Non, je ne suis pas au courant de ça. Vous savez, je suis quelqu'un de très curieux de nature et de très flémard en même temps. Je suis curieux de nature parce que j'aime bien voir des choses nouvelles et par flémard, je veux dire que si quelqu'un m'envoie une invitation pour me dire venez voir il y un truc assez original là, j'y vais (l'invitation est lancée). Je vous rassure je vais voir des trucs de moi-même, je n'attends pas qu'on m'invite, je suis client de pleins de choses, j'aime bien m'ouvrir les yeux sur du spectacle quel qu'il soit mais de temps en temps il faut me prendre par la main, il faut m'inciter, et alors j'arrive aussitôt.

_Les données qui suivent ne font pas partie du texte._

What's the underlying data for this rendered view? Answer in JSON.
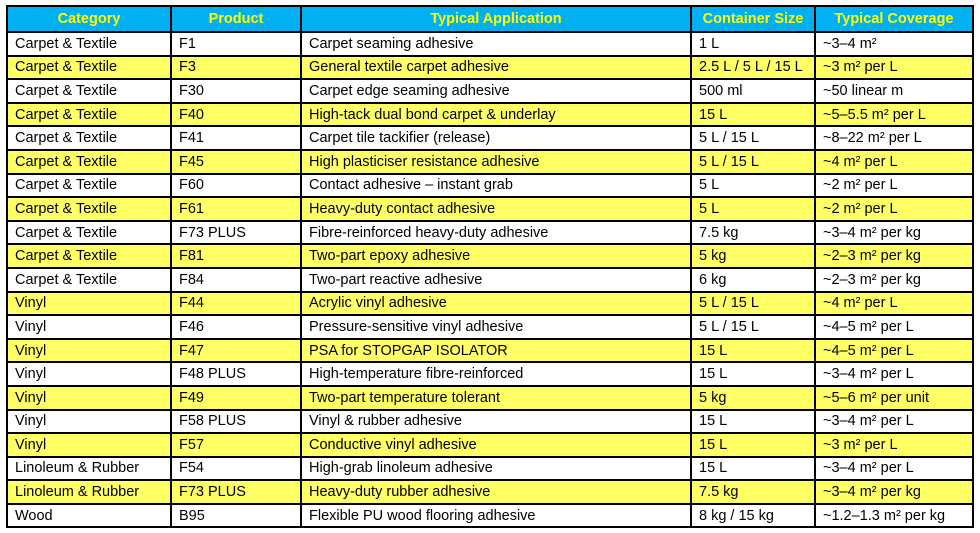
{
  "colors": {
    "header_bg": "#00B0F0",
    "header_text": "#FFFF00",
    "row_alt_bg": "#FFFF66",
    "row_bg": "#FFFFFF",
    "border": "#000000",
    "body_text": "#000000"
  },
  "table": {
    "columns": [
      "Category",
      "Product",
      "Typical Application",
      "Container Size",
      "Typical Coverage"
    ],
    "rows": [
      [
        "Carpet & Textile",
        "F1",
        "Carpet seaming adhesive",
        "1 L",
        "~3–4 m²"
      ],
      [
        "Carpet & Textile",
        "F3",
        "General textile carpet adhesive",
        "2.5 L / 5 L / 15 L",
        "~3 m² per L"
      ],
      [
        "Carpet & Textile",
        "F30",
        "Carpet edge seaming adhesive",
        "500 ml",
        "~50 linear m"
      ],
      [
        "Carpet & Textile",
        "F40",
        "High-tack dual bond carpet & underlay",
        "15 L",
        "~5–5.5 m² per L"
      ],
      [
        "Carpet & Textile",
        "F41",
        "Carpet tile tackifier (release)",
        "5 L / 15 L",
        "~8–22 m² per L"
      ],
      [
        "Carpet & Textile",
        "F45",
        "High plasticiser resistance adhesive",
        "5 L / 15 L",
        "~4 m² per L"
      ],
      [
        "Carpet & Textile",
        "F60",
        "Contact adhesive – instant grab",
        "5 L",
        "~2 m² per L"
      ],
      [
        "Carpet & Textile",
        "F61",
        "Heavy-duty contact adhesive",
        "5 L",
        "~2 m² per L"
      ],
      [
        "Carpet & Textile",
        "F73 PLUS",
        "Fibre-reinforced heavy-duty adhesive",
        "7.5 kg",
        "~3–4 m² per kg"
      ],
      [
        "Carpet & Textile",
        "F81",
        "Two-part epoxy adhesive",
        "5 kg",
        "~2–3 m² per kg"
      ],
      [
        "Carpet & Textile",
        "F84",
        "Two-part reactive adhesive",
        "6 kg",
        "~2–3 m² per kg"
      ],
      [
        "Vinyl",
        "F44",
        "Acrylic vinyl adhesive",
        "5 L / 15 L",
        "~4 m² per L"
      ],
      [
        "Vinyl",
        "F46",
        "Pressure-sensitive vinyl adhesive",
        "5 L / 15 L",
        "~4–5 m² per L"
      ],
      [
        "Vinyl",
        "F47",
        "PSA for STOPGAP ISOLATOR",
        "15 L",
        "~4–5 m² per L"
      ],
      [
        "Vinyl",
        "F48 PLUS",
        "High-temperature fibre-reinforced",
        "15 L",
        "~3–4 m² per L"
      ],
      [
        "Vinyl",
        "F49",
        "Two-part temperature tolerant",
        "5 kg",
        "~5–6 m² per unit"
      ],
      [
        "Vinyl",
        "F58 PLUS",
        "Vinyl & rubber adhesive",
        "15 L",
        "~3–4 m² per L"
      ],
      [
        "Vinyl",
        "F57",
        "Conductive vinyl adhesive",
        "15 L",
        "~3 m² per L"
      ],
      [
        "Linoleum & Rubber",
        "F54",
        "High-grab linoleum adhesive",
        "15 L",
        "~3–4 m² per L"
      ],
      [
        "Linoleum & Rubber",
        "F73 PLUS",
        "Heavy-duty rubber adhesive",
        "7.5 kg",
        "~3–4 m² per kg"
      ],
      [
        "Wood",
        "B95",
        "Flexible PU wood flooring adhesive",
        "8 kg / 15 kg",
        "~1.2–1.3 m² per kg"
      ]
    ]
  }
}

En fait je suis un spectateur de cirque privilégié, parce que j'ai passé toute mon enfance et mon adolescence à Tours et Tours c'est juste à côté de Chanceaux sur Choisille ce qui ne vous dit rien, mais Chanceaux sur Choisille c'était la base du cirque Pinder. Le cirque Pinder pendant la morte saison où ils ne faisait pas cirque, préparait leur nouveau spectacle de l'année à Chanceaux sur Choisille et par tradition, la première ville où ils venaient se produire, lancer leur nouveau spectacle, c'était Tours. Donc on était des privilégiés parce tous les ans, en mars je crois, on allait, vachement contents, voir le nouveau spectacle du cirque Pinder. Donc on n'avait pas le sentiment d'avoir un cirque qui avait déjà tourné beaucoup, qui avait rôdé son spectacle, il y avait ce petit côté avant première qui nous bottait, on en ratait pas un. Mais je ne me souviendrais pas d'un numéro spécifique sans doute parce que tout m'émerveillait, je ne faisait pas de différence. J'étais un petit enfant, tout m'enchantait, les clowns me faisaient rire, les chevaux, tout me plaisait. C'était un ensemble, la soirée au cirque, c'était un truc fou, jubilatoire.

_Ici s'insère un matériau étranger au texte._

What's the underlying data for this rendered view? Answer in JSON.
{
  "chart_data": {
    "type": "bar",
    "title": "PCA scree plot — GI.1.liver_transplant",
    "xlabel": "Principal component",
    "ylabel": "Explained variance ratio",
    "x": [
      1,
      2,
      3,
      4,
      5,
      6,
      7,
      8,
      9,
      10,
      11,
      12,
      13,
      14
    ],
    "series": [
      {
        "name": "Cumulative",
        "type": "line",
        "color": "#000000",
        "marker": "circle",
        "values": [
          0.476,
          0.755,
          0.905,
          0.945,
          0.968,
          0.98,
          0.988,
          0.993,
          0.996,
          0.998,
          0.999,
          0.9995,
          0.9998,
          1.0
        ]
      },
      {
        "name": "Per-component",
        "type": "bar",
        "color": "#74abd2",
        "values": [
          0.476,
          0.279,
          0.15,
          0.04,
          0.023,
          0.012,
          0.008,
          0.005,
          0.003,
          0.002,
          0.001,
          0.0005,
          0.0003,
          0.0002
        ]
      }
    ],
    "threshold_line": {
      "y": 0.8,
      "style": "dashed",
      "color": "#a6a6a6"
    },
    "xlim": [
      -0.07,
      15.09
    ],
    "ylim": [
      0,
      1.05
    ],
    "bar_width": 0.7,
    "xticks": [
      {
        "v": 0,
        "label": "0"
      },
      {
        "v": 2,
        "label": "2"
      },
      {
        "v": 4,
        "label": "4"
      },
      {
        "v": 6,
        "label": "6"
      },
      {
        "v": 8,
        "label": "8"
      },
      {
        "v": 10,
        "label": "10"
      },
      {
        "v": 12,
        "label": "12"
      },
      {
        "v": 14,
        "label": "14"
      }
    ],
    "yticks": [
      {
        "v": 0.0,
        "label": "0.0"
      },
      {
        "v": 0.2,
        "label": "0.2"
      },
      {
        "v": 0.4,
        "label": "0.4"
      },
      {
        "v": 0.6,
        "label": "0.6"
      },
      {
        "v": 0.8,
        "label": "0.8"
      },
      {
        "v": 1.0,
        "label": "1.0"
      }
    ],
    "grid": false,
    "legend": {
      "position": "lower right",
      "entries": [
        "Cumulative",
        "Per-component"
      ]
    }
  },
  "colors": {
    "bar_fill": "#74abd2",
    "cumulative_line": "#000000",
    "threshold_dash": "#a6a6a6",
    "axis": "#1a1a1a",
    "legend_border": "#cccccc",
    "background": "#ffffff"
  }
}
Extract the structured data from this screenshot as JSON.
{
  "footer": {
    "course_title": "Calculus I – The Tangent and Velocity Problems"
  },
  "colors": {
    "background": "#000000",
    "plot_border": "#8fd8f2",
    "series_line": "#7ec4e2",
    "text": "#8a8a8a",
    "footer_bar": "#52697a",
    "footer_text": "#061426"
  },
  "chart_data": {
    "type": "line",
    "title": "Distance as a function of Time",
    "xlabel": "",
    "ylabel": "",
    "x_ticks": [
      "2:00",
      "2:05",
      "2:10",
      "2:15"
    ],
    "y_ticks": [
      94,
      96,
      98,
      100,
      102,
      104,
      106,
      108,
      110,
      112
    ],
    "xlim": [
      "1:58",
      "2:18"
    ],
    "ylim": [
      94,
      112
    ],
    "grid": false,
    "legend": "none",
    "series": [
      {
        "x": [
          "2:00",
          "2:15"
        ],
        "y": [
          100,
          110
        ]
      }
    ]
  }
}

Il y avait deux trucs qui me transportait de joie, à l'idée qu'on y aille, ça va vous faire sourire, c'était le cirque Pinder et Holiday on Ice. C'était déjà ce goût des plumes, des couleurs, des paillettes, du music-hall en fait. Le goût du show. Cela ne m'a jamais quitté.
C'est un mélange, c'est un ensemble mais c'est vrai. La notion toute simple que quelqu'un ou quelques uns produisent ou se donnent en spectacle, que ce soit une pièce de théâtre, du patin à glace ou des tigres et ceci devant un public, cela ne m'a jamais quitté. Ca m'électrise toujours autant.

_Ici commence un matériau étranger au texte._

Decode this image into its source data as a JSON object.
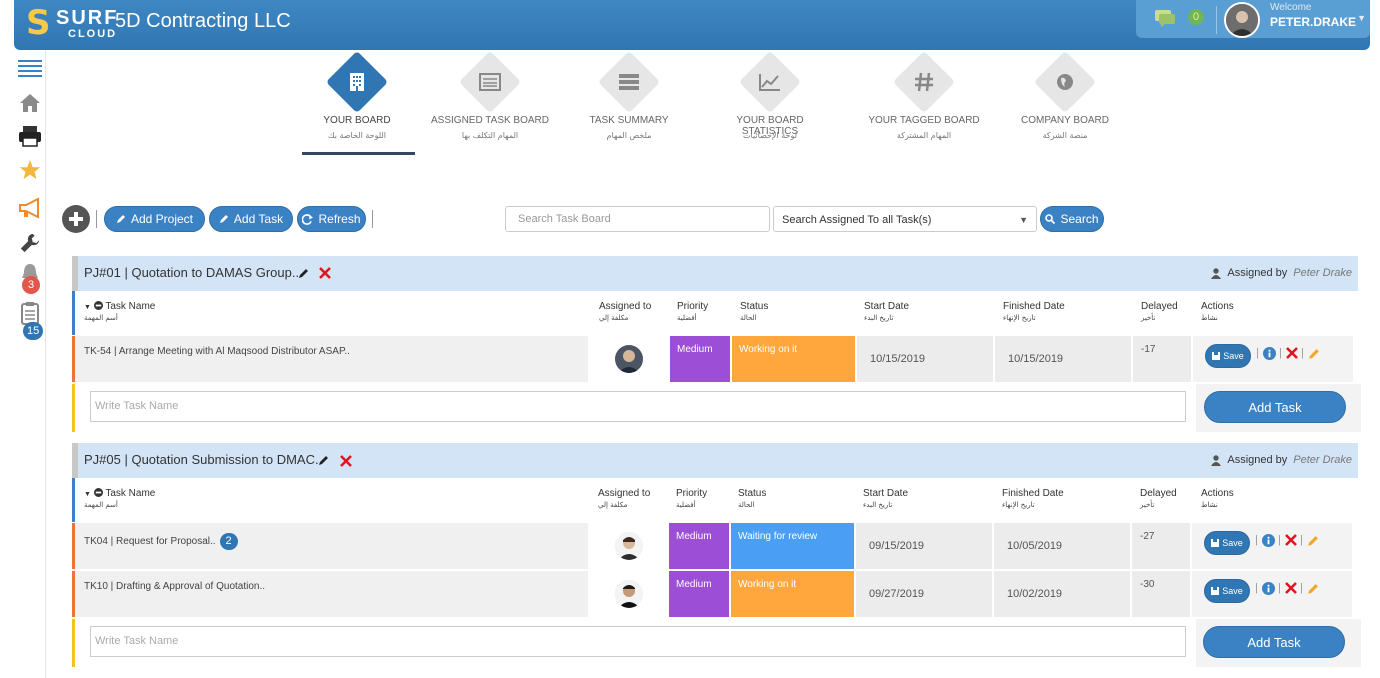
{
  "header": {
    "logo_s": "S",
    "logo_surf": "SURF",
    "logo_cloud": "CLOUD",
    "company": "5D Contracting LLC",
    "message_count": "0",
    "user_greeting": "Welcome",
    "user_name": "PETER.DRAKE"
  },
  "sidebar": {
    "items": [
      {
        "name": "menu-icon"
      },
      {
        "name": "home-icon"
      },
      {
        "name": "printer-icon"
      },
      {
        "name": "star-icon"
      },
      {
        "name": "megaphone-icon"
      },
      {
        "name": "wrench-icon"
      },
      {
        "name": "bell-icon",
        "badge": "3"
      },
      {
        "name": "clipboard-icon",
        "badge": "15"
      }
    ]
  },
  "tabs": [
    {
      "label": "YOUR BOARD",
      "label_ar": "اللوحة الخاصة بك",
      "icon": "building-icon",
      "active": true
    },
    {
      "label": "ASSIGNED TASK BOARD",
      "label_ar": "المهام التكلف بها",
      "icon": "list-icon",
      "active": false
    },
    {
      "label": "TASK SUMMARY",
      "label_ar": "ملخص المهام",
      "icon": "summary-icon",
      "active": false
    },
    {
      "label": "YOUR BOARD STATISTICS",
      "label_ar": "لوحة الإحصائيات",
      "icon": "chart-icon",
      "active": false
    },
    {
      "label": "YOUR TAGGED BOARD",
      "label_ar": "المهام المشتركة",
      "icon": "hashtag-icon",
      "active": false
    },
    {
      "label": "COMPANY BOARD",
      "label_ar": "منصة الشركة",
      "icon": "globe-icon",
      "active": false
    }
  ],
  "toolbar": {
    "add_project": "Add Project",
    "add_task": "Add Task",
    "refresh": "Refresh",
    "search_placeholder": "Search Task Board",
    "assign_select_value": "Search Assigned To all Task(s)",
    "search_button": "Search"
  },
  "columns": {
    "task_name": "Task Name",
    "task_name_ar": "أسم المهمة",
    "assigned_to": "Assigned to",
    "assigned_to_ar": "مكلفة إلي",
    "priority": "Priority",
    "priority_ar": "أفضلية",
    "status": "Status",
    "status_ar": "الحالة",
    "start_date": "Start Date",
    "start_date_ar": "تاريخ البدء",
    "finished_date": "Finished Date",
    "finished_date_ar": "تاريخ الإنهاء",
    "delayed": "Delayed",
    "delayed_ar": "تأخير",
    "actions": "Actions",
    "actions_ar": "نشاط"
  },
  "projects": [
    {
      "title": "PJ#01 | Quotation to DAMAS Group..",
      "assigned_by_label": "Assigned by",
      "assigned_by": "Peter Drake",
      "tasks": [
        {
          "name": "TK-54 | Arrange Meeting with Al Maqsood Distributor ASAP..",
          "badge": "",
          "priority": "Medium",
          "status": "Working on it",
          "status_color": "#ffa63d",
          "start": "10/15/2019",
          "finished": "10/15/2019",
          "delayed": "-17"
        }
      ],
      "write_placeholder": "Write Task Name",
      "add_task_label": "Add Task"
    },
    {
      "title": "PJ#05 | Quotation Submission to DMAC..",
      "assigned_by_label": "Assigned by",
      "assigned_by": "Peter Drake",
      "tasks": [
        {
          "name": "TK04 | Request for Proposal..",
          "badge": "2",
          "priority": "Medium",
          "status": "Waiting for review",
          "status_color": "#4a9ff5",
          "start": "09/15/2019",
          "finished": "10/05/2019",
          "delayed": "-27"
        },
        {
          "name": "TK10 | Drafting & Approval of Quotation..",
          "badge": "",
          "priority": "Medium",
          "status": "Working on it",
          "status_color": "#ffa63d",
          "start": "09/27/2019",
          "finished": "10/02/2019",
          "delayed": "-30"
        }
      ],
      "write_placeholder": "Write Task Name",
      "add_task_label": "Add Task"
    }
  ],
  "save_label": "Save",
  "colors": {
    "primary": "#3b82c4",
    "priority_medium": "#9c4fd6",
    "status_working": "#ffa63d",
    "status_waiting": "#4a9ff5",
    "header_bg": "#2f76b3"
  }
}
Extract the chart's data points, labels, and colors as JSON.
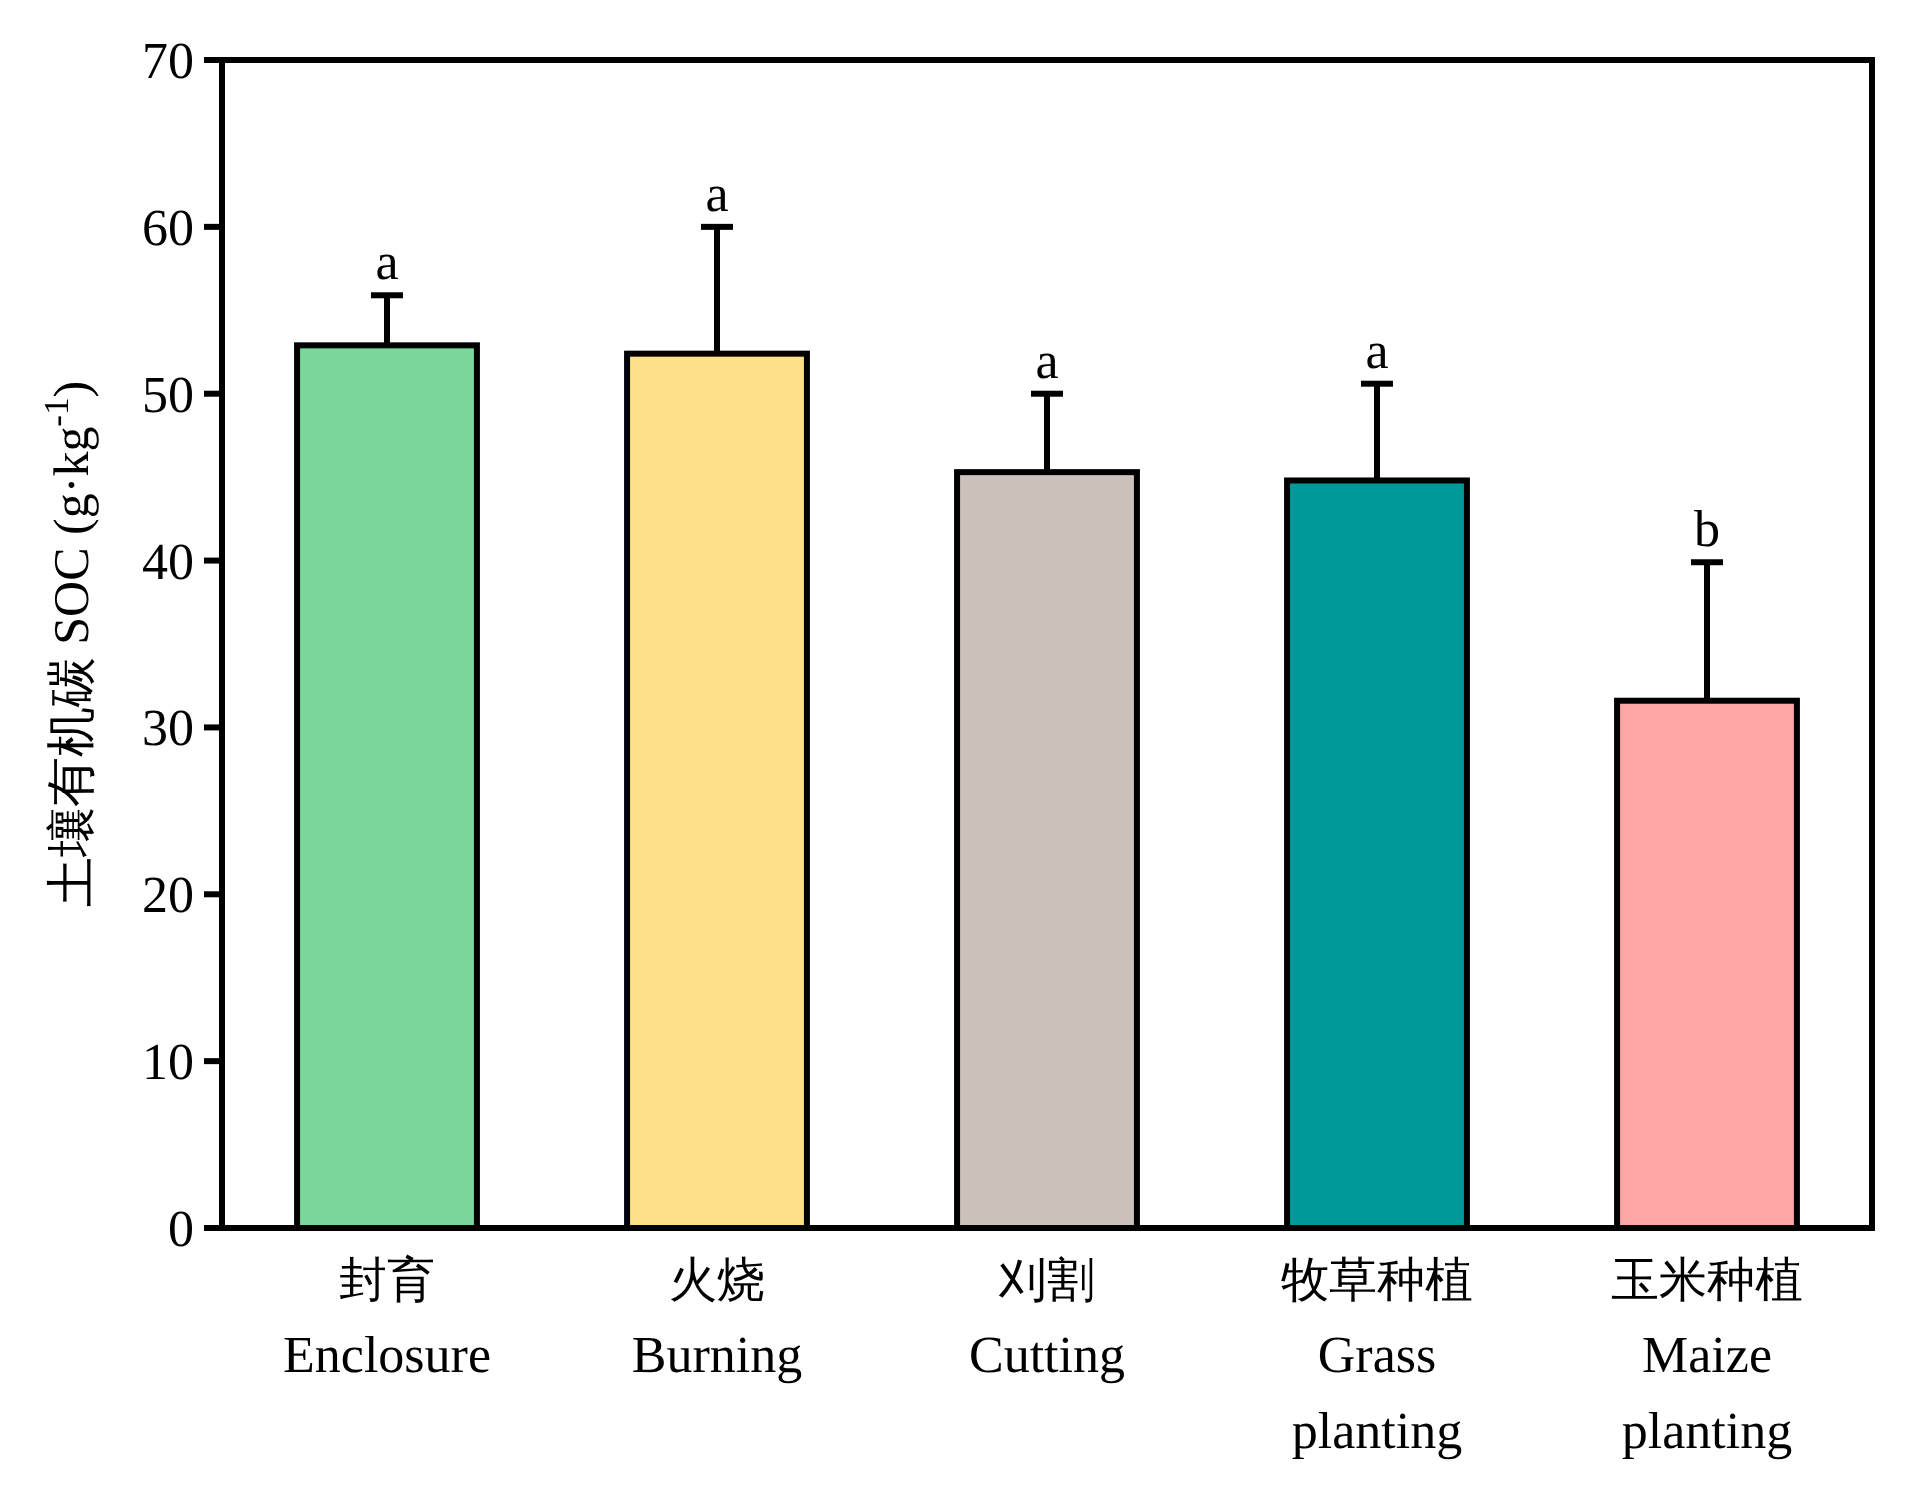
{
  "chart_data": {
    "type": "bar",
    "ylabel": "土壤有机碳 SOC (g·kg$^{-1}$)",
    "categories": [
      "封育\nEnclosure",
      "火烧\nBurning",
      "刈割\nCutting",
      "牧草种植\nGrass\nplanting",
      "玉米种植\nMaize\nplanting"
    ],
    "values": [
      52.9,
      52.4,
      45.3,
      44.8,
      31.6
    ],
    "errors": [
      3.0,
      7.6,
      4.7,
      5.8,
      8.3
    ],
    "colors": [
      "#7ad69a",
      "#fde089",
      "#cbc2bc",
      "#00999a",
      "#fea6a5"
    ],
    "ylim": [
      0,
      70
    ],
    "yticks": [
      0,
      10,
      20,
      30,
      40,
      50,
      60,
      70
    ],
    "annotations": [
      {
        "text": "a",
        "x": "封育\nEnclosure",
        "y": 55.9
      },
      {
        "text": "a",
        "x": "火烧\nBurning",
        "y": 60.0
      },
      {
        "text": "a",
        "x": "刈割\nCutting",
        "y": 50.0
      },
      {
        "text": "a",
        "x": "牧草种植\nGrass\nplanting",
        "y": 50.6
      },
      {
        "text": "b",
        "x": "玉米种植\nMaize\nplanting",
        "y": 39.9
      }
    ]
  }
}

Non, en fait si j'ai pu dire ça c'est parce que le dernier film que j'ai fait, qui n'était pas un film très personnel n'a pas eu de succès du tout. C'est enchaîné une série de films qui devaient être faits puis qui ne se sont pas faits, il y a eu une période un peu...chancelante. Je voulais faire encore deux ou trois films puis m'arrêter mais là je suis reparti sur deux trois choses qui m'excitent. Là, j'ai plusieurs choses sur le feu : la pièce (1), là ça y est, elle se joue , ça marche très bien, les salles sont pleines et puis je suis parti dans une aventure extravagante, un long métrage d'animation. Rassurez-vous, ce n'est pas moi qui dessine mais j'ai écrit l'adaptation, je vais diriger les acteurs, on a fait le story-board ensemble, un truc emballant ! Et je tourne un film cet été, un film de beaux jours, de soleil. Ca va être un film personnel, à petit budget avec des acteurs jeunes et pas très connus. J'avais fait quelques films comme ça, notamment un film qui s'appelait tandem, avec une toute petite équipe, on avait vraiment un sentiment de liberté et de légèreté, c'était merveilleux. Faire un film d'amateur et mettre cette résolution idiote d'arrêter, au fond de ma poche et d'en reparler plus tard.